Data preparation involves splitting the data into training and validation sets, creating the necessary data structures for loading data into the model and so on. The prepare_data() function can directly read the training samples in one of the above specified formats and automate the entire process. While calling this function, user has to provide the following arguments:

path - Path to data directory for data in IOB or BILUO format or the path to the json file if labelled training data is in JSON format.
dataset_type - Input format for you labelled training data (one of IOB, BILUO, ner_json).
class_mapping - Entity defined in 'address_tag' will be treated as location (addresses or geographical locations).
encoding - The encoding to read the csv/json file (default is set to 'UTF-8').
text_columns - Provide the text column name when using csv format data.

import os
import spacy
import random
from arcgis.learn import prepare_textdata
from arcgis.learn.text import EntityRecognizer

json_path = os.path.join('data', 'EntityRecognizer', 'labelled_crime_reports.csv')

data=prepare_textdata(path=json_path, task="entity_recognition", dataset_type='csv', text_columns="text", class_mapping={'address_tag':'Address'})
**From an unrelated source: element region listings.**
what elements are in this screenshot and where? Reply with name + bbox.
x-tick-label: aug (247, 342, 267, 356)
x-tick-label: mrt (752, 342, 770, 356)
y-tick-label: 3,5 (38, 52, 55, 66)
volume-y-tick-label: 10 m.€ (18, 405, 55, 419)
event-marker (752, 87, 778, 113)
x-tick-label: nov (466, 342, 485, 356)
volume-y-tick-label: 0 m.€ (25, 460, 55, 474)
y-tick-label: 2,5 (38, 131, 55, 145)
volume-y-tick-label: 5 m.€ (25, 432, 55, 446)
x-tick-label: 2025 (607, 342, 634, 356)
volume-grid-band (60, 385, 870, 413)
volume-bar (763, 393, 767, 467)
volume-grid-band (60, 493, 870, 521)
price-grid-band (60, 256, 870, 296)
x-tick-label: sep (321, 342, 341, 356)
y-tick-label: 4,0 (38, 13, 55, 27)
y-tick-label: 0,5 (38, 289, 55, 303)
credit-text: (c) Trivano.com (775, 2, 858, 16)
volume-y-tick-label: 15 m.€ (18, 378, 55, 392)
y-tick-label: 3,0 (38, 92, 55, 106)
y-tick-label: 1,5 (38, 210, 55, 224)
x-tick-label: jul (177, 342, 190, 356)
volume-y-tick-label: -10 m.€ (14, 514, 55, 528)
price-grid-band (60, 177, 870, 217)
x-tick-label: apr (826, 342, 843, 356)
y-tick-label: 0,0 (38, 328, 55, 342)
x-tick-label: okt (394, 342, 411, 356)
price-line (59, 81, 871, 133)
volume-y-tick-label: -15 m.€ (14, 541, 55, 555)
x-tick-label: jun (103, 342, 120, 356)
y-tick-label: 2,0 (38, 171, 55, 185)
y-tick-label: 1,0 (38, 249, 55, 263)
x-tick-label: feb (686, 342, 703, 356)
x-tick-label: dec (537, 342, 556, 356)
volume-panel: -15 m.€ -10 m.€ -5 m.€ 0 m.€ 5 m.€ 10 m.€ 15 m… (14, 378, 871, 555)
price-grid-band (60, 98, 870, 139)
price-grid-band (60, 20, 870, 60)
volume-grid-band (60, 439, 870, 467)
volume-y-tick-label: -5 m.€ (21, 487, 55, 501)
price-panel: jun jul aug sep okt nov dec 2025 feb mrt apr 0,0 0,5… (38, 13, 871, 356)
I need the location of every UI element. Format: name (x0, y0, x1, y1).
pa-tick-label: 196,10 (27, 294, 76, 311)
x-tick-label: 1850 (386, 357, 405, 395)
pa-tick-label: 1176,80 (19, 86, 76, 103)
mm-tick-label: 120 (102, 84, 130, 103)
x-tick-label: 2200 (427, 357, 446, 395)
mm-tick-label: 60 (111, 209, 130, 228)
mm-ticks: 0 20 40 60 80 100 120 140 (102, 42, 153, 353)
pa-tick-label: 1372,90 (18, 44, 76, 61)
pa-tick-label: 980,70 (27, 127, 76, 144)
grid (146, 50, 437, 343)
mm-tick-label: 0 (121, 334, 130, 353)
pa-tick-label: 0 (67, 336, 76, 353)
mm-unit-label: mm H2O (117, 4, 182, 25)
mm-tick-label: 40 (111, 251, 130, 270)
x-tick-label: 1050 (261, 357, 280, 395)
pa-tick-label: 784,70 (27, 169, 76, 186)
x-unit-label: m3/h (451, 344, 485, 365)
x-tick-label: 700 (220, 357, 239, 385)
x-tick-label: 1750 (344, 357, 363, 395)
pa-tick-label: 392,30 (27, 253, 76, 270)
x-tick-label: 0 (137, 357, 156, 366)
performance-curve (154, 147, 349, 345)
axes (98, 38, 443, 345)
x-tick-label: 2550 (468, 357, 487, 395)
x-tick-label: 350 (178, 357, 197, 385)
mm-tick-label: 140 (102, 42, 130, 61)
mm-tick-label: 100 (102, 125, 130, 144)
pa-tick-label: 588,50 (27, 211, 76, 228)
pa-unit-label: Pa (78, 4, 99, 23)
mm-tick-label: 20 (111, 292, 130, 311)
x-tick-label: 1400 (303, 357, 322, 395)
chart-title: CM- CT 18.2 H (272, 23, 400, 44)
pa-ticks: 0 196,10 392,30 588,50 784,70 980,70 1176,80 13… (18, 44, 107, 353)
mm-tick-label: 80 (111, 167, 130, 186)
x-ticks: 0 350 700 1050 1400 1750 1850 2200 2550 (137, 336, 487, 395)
The show_batch() method can be used to visualize the training samples, along with labels.

data.show_batch()

	text	Address	Crime	Crime_datetime	Reported_date	Reported_time	Reporting_officer	Weapon
0	One victim was punched several times in the fa...	[300 block of Parkwood Lane]	[robbed, punched, pushed down]	[Monday night]	[01/19/2016]	[10:00 AM]	[PIO Joel Despain]
1	A MPD detective noticed a person slumped over ...	[Culver's, 1325 Northport Dr., Sherman Ave.]			[01/24/2019]	[9:06 AM]	[PIO Joel Despain]
2	The MPD is seeking citizen help in locating a ...	[W. Badger Rd]	[missing]	[9:00 p.m. Monday night]	[08/23/2017]	[1:04 PM]	[PIO Joel Despain]
3	A City of Madison Parking Enforcement Officer ...	[Riley's Wines of the World, 1400 Block of Mor...	[stolen, stolen]	[June 21, 2016]	[06/24/2016]	[6:28 PM]	[Sgt. Nicholas Ellis]
4	A dispute over a State St. panhandling spot re...	[500 block of State St.]	[dispute, punched, battery]		[03/20/2017]	[11:48 AM]	[PIO Joel Despain]
5	A Madison man reported being robbed of cash an...	[N. Marquette St]	[robbed]	[last night]	[09/14/2016]	[10:34 AM]	[PIO Joel Despain]	[handgun]
6	On 6/10/18 at 1:50 am the Madison Police Depar...	[2000 block of Post Rd]		[6/10/18 at 1:50 am]		[3:26 AM]	[Lt. Jamar Gary]
7	A concerned caller told police a driver fired ...	[intersection of Wisconsin Ave. and E. Gorham ...	[ired some type of weapon, weapon's violation]	[Fourth of July, around 11:00 p.m., 8:00 p.m. ...		[10:55 AM]	[PIO Joel Despain]	[flare gun]

EntityRecognizer model

EntityRecognizer model in arcgis.learn can be used with spaCy's EntityRecognizer backbone or with Hugging Face Transformers backbones. The model training and inferencing workflow is similar to computer vision models in arcgis.learn.

Run the command below to see what backbones are supported for the entity recognition task.

print(EntityRecognizer.supported_backbones)

['spacy', 'BERT', 'RoBERTa', 'DistilBERT', 'ALBERT', 'CamemBERT', 'MobileBERT', 'XLNet', 'XLM', 'XLM-RoBERTa', 'FlauBERT', 'ELECTRA', 'Longformer', 'Funnel', 'LLM']

Apart from the 'spacy' backbone listed above, rest all are transformer backbones. The Hugging Face Transformer library provides a wide variety of models for each of the backbone listed above. To see the full list visit this link.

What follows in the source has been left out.